Cold burns: Another franchisee comes forward claiming mistreatment by Wendys
Wednesday, January 14, 2015/
Another former franchisee of ice cream and hot dog chain Wendys Supa Sundaes has come forward, claiming mistreatment at the hands of the fast food chain.
It comes a week after Ian O’Neill, a former Tasmanian state trainer for the company, shared the heartbreaking tale of how the dream of owning a fast food business led to losing his job, and later divorce and suicide.
As SmartCompany recently reported, 116 Wendys stores have either collapsed or been taken over by management over the past eight years. By late last year, Victorian stores were being advertised with an asking price as low as $59,000.
Along with O’Neill, former NSW franchisee Trevor Banks previously received a letter stating his contract with the chain would not be renewed, while another former franchisee, Peter Coventry, had the locks on his two Alice Springs stores changed during a dispute with the company.
Rupinder Singh, who became the Wendys franchisee in the south east Perth suburb of Armadale from 2008 to 2012, is the latest former franchisee to come forward.
As with other former franchisees, Singh claims his experiences with Wendys were initially positive, but quickly soured.
SmartCompany understands by March 2011, Singh was becoming concerned that his lease at the Armadale Shopping City shopping complex, which he sublet through Wendys, was set to expire that December.

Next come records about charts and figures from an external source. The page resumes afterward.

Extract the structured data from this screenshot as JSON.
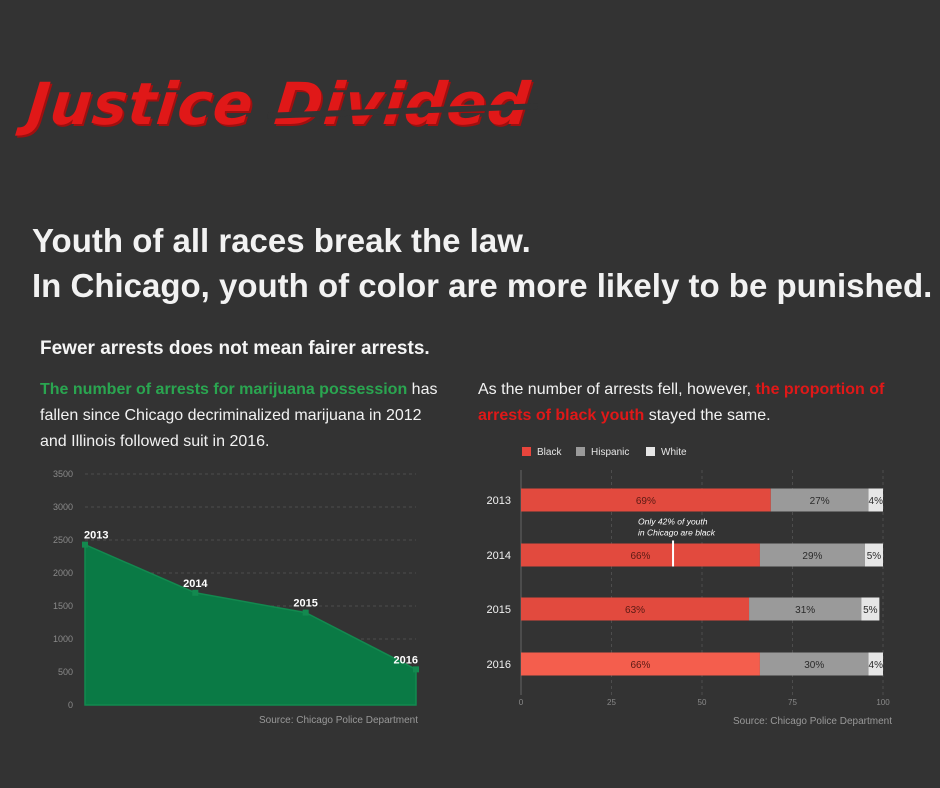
{
  "header": {
    "title_part1": "Justice",
    "title_part2": "Divided",
    "headline_line1": "Youth of all races break the law.",
    "headline_line2": "In Chicago, youth of color are more likely to be punished.",
    "subhead": "Fewer arrests does not mean fairer arrests."
  },
  "left_text": {
    "highlight": "The number of arrests for marijuana possession",
    "rest": " has fallen since Chicago decriminalized marijuana in 2012 and Illinois followed suit in 2016."
  },
  "right_text": {
    "start": "As the number of arrests fell, however, ",
    "highlight": "the proportion of arrests of black youth",
    "end": " stayed the same."
  },
  "colors": {
    "title": "#e01818",
    "area": "#0a7a45",
    "black": "#e8453c",
    "hispanic": "#9a9a9a",
    "white": "#e6e6e6",
    "highlight_green": "#2aa550"
  },
  "chart_data": [
    {
      "type": "area",
      "x": [
        "2013",
        "2014",
        "2015",
        "2016"
      ],
      "values": [
        2430,
        1700,
        1400,
        540
      ],
      "point_labels": [
        "2013",
        "2014",
        "2015",
        "2016"
      ],
      "ylim": [
        0,
        3500
      ],
      "yticks": [
        "0",
        "500",
        "1000",
        "1500",
        "2000",
        "2500",
        "3000",
        "3500"
      ],
      "grid": true,
      "source": "Source: Chicago Police Department"
    },
    {
      "type": "bar",
      "orientation": "horizontal-stacked",
      "categories": [
        "2013",
        "2014",
        "2015",
        "2016"
      ],
      "series": [
        {
          "name": "Black",
          "values": [
            69,
            66,
            63,
            66
          ],
          "labels": [
            "69%",
            "66%",
            "63%",
            "66%"
          ]
        },
        {
          "name": "Hispanic",
          "values": [
            27,
            29,
            31,
            30
          ],
          "labels": [
            "27%",
            "29%",
            "31%",
            "30%"
          ]
        },
        {
          "name": "White",
          "values": [
            4,
            5,
            5,
            4
          ],
          "labels": [
            "4%",
            "5%",
            "5%",
            "4%"
          ]
        }
      ],
      "xlim": [
        0,
        100
      ],
      "xticks": [
        "0",
        "25",
        "50",
        "75",
        "100"
      ],
      "legend_position": "top-left",
      "annotation": {
        "line1": "Only 42% of youth",
        "line2": "in Chicago are black",
        "category": "2014",
        "value": 42
      },
      "source": "Source: Chicago Police Department"
    }
  ]
}
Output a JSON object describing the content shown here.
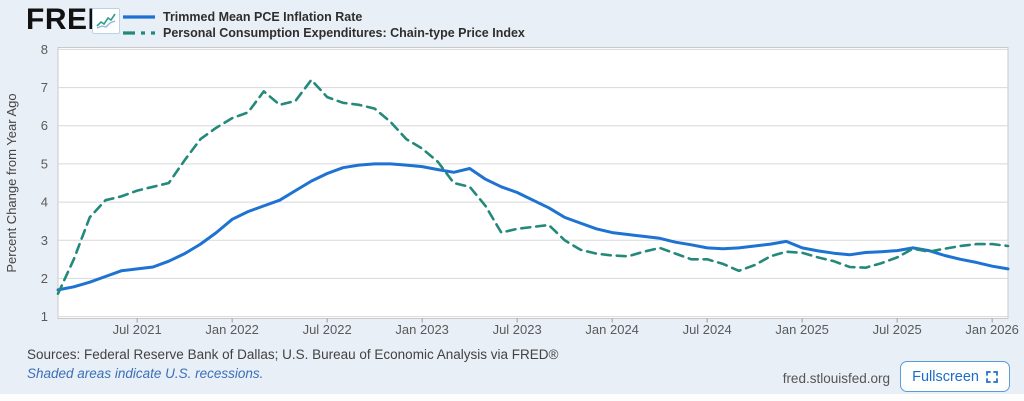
{
  "header": {
    "brand": "FRED",
    "registered": "®"
  },
  "chart_data": {
    "type": "line",
    "title": "",
    "xlabel": "",
    "ylabel": "Percent Change from Year Ago",
    "ylim": [
      0.95,
      8.05
    ],
    "yticks": [
      1,
      2,
      3,
      4,
      5,
      6,
      7,
      8
    ],
    "grid": true,
    "legend_position": "top-left",
    "x_start_month": "Feb 2021",
    "x_end_month": "Feb 2026",
    "xtick_labels": [
      "Jul 2021",
      "Jan 2022",
      "Jul 2022",
      "Jan 2023",
      "Jul 2023",
      "Jan 2024",
      "Jul 2024",
      "Jan 2025",
      "Jul 2025",
      "Jan 2026"
    ],
    "xtick_month_indices": [
      5,
      11,
      17,
      23,
      29,
      35,
      41,
      47,
      53,
      59
    ],
    "series": [
      {
        "name": "Trimmed Mean PCE Inflation Rate",
        "color": "#1d72d2",
        "dash": "solid",
        "values": [
          1.7,
          1.78,
          1.9,
          2.05,
          2.2,
          2.25,
          2.3,
          2.45,
          2.65,
          2.9,
          3.2,
          3.55,
          3.75,
          3.9,
          4.05,
          4.3,
          4.55,
          4.75,
          4.9,
          4.97,
          5.0,
          5.0,
          4.97,
          4.93,
          4.85,
          4.78,
          4.88,
          4.6,
          4.4,
          4.25,
          4.05,
          3.85,
          3.6,
          3.45,
          3.3,
          3.2,
          3.15,
          3.1,
          3.05,
          2.95,
          2.88,
          2.8,
          2.78,
          2.8,
          2.85,
          2.9,
          2.97,
          2.8,
          2.72,
          2.66,
          2.62,
          2.68,
          2.7,
          2.73,
          2.8,
          2.73,
          2.6,
          2.5,
          2.42,
          2.32,
          2.25
        ]
      },
      {
        "name": "Personal Consumption Expenditures: Chain-type Price Index",
        "color": "#23897a",
        "dash": "dashed",
        "values": [
          1.6,
          2.5,
          3.6,
          4.05,
          4.15,
          4.3,
          4.4,
          4.5,
          5.1,
          5.65,
          5.95,
          6.2,
          6.35,
          6.9,
          6.55,
          6.65,
          7.2,
          6.75,
          6.6,
          6.55,
          6.45,
          6.1,
          5.65,
          5.4,
          5.05,
          4.5,
          4.4,
          3.9,
          3.2,
          3.3,
          3.35,
          3.4,
          3.0,
          2.75,
          2.65,
          2.6,
          2.58,
          2.7,
          2.8,
          2.65,
          2.5,
          2.5,
          2.38,
          2.2,
          2.35,
          2.58,
          2.7,
          2.67,
          2.55,
          2.45,
          2.3,
          2.28,
          2.4,
          2.55,
          2.78,
          2.7,
          2.78,
          2.85,
          2.9,
          2.9,
          2.85
        ]
      }
    ]
  },
  "footer": {
    "sources": "Sources: Federal Reserve Bank of Dallas; U.S. Bureau of Economic Analysis via FRED®",
    "recession_note": "Shaded areas indicate U.S. recessions.",
    "site": "fred.stlouisfed.org",
    "fullscreen_label": "Fullscreen"
  },
  "colors": {
    "background": "#e9eff6",
    "plot_background": "#ffffff",
    "gridline": "#d8d8d8",
    "plot_border": "#c9c9c9",
    "tick_label": "#5a5a5a",
    "axis_title": "#444444",
    "button_accent": "#1e6cc8"
  }
}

The fast food chain eventually stopped responding to Singh’s calls on the matter and allegedly took no action on the matter until January 2012.
At that point, Singh says he was asked to agree to a five-year lease at significantly higher rent, along with a $120,000 fitout of the store. He claims he was placed under a significant amount of pressure to sign the deal and was blocked from directly renegotiating his lease with the shopping centre owners.

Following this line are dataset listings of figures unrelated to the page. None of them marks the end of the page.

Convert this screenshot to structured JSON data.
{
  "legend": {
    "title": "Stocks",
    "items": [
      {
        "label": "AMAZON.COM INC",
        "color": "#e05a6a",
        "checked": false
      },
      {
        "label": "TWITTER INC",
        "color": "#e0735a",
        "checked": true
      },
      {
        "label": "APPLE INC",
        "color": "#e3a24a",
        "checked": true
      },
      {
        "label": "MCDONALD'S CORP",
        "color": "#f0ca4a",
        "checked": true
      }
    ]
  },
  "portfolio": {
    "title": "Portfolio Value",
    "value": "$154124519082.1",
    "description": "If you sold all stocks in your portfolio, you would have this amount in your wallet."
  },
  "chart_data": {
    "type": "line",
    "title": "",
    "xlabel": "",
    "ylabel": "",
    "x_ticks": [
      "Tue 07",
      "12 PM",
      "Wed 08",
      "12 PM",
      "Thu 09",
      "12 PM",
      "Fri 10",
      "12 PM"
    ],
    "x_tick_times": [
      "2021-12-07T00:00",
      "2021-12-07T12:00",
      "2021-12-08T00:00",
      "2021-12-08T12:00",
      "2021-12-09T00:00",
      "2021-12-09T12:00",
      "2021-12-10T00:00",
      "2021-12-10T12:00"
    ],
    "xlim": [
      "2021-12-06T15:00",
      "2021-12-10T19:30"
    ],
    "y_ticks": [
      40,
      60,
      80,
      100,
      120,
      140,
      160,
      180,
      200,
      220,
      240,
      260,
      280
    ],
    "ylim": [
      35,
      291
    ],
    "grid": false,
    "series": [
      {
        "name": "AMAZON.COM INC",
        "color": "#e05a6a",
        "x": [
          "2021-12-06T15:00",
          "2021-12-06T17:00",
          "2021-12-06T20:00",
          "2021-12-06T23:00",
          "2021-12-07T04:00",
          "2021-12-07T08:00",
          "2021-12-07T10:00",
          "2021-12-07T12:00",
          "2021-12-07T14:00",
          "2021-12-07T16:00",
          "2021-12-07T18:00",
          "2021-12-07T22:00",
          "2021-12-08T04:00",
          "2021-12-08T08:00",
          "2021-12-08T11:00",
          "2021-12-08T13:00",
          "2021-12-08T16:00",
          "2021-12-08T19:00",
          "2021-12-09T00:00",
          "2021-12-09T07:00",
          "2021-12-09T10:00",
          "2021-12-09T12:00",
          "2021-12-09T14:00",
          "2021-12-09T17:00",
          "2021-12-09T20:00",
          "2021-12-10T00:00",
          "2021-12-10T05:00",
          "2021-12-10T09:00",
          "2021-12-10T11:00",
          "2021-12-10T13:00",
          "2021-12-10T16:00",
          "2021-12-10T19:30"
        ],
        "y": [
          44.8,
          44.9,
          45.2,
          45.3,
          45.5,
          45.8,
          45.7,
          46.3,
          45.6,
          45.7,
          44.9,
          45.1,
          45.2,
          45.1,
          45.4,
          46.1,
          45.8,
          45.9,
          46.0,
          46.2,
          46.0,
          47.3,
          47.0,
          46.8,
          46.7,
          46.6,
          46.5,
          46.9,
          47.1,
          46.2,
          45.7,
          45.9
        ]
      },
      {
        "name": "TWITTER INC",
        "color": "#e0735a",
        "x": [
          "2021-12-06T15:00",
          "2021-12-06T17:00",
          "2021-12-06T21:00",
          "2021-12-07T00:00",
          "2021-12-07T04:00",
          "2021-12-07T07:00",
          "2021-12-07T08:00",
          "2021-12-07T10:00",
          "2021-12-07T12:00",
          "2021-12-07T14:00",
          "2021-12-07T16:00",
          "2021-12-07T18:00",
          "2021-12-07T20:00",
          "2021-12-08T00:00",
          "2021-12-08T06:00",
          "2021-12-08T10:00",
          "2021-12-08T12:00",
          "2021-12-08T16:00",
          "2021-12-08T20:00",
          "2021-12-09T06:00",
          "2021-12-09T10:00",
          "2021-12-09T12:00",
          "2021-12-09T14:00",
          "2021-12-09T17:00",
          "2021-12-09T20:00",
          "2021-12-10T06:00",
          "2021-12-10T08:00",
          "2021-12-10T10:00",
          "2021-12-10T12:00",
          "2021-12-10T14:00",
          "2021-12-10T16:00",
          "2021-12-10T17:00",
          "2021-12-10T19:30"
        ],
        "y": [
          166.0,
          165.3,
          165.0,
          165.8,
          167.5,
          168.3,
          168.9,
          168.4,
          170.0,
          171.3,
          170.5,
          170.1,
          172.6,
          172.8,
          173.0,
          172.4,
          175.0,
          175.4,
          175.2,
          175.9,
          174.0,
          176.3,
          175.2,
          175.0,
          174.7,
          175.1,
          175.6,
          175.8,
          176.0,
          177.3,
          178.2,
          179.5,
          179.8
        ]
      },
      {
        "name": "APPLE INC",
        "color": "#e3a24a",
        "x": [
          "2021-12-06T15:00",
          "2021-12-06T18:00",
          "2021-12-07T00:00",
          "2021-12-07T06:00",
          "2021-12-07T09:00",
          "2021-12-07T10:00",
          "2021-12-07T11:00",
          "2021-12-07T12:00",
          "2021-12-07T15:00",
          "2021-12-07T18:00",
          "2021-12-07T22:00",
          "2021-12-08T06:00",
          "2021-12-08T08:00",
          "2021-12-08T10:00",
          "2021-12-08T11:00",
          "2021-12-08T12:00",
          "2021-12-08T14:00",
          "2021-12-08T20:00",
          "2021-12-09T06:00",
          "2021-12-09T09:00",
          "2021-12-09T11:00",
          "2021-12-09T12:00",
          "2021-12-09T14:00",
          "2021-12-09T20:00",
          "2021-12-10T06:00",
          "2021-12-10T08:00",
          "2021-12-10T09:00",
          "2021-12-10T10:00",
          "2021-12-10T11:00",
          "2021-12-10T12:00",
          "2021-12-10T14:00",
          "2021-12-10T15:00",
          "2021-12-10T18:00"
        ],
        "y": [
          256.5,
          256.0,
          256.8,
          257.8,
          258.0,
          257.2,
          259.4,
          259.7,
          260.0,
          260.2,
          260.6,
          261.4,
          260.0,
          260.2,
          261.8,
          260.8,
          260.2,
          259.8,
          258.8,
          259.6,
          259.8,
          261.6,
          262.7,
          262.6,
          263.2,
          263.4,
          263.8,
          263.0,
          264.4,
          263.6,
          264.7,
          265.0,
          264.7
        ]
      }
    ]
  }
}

When he refused to sign, Singh claims Wendys repossessed all his stock, fittings and equipment without paying him any compensation.
Singh told SmartCompany the experience left a bad taste in his mouth.
“I wouldn’t recommend anyone get involved in the business,” Singh says.
Wendys is currently advertising the 25 square metre Armadale store as being up for sale on its website, with an official asking price of $120,000. It was one of 116 appearing on a list of stores that either failed or were repossessed by the company.
A spokesperson for Wendys told SmartCompany the accusations predate the company’s sale to Global Food Retail Group in September 2014.
“The matters raised are historical allegations which pre-date the current owners of the business. Wendys does not comment on the conduct of former board members or employees of the company,” the spokesperson says.
“Should there be any allegation or implication that the current Wendys management has acted in an improper manner towards Wendys franchisees, by reference to allegations levelled at the previous management of the company or at all, such allegations or implications would be untrue and would cause financial loss to Wendys and the franchisees.
“For legal reasons, Wendys is unable to make further comment on these matters.”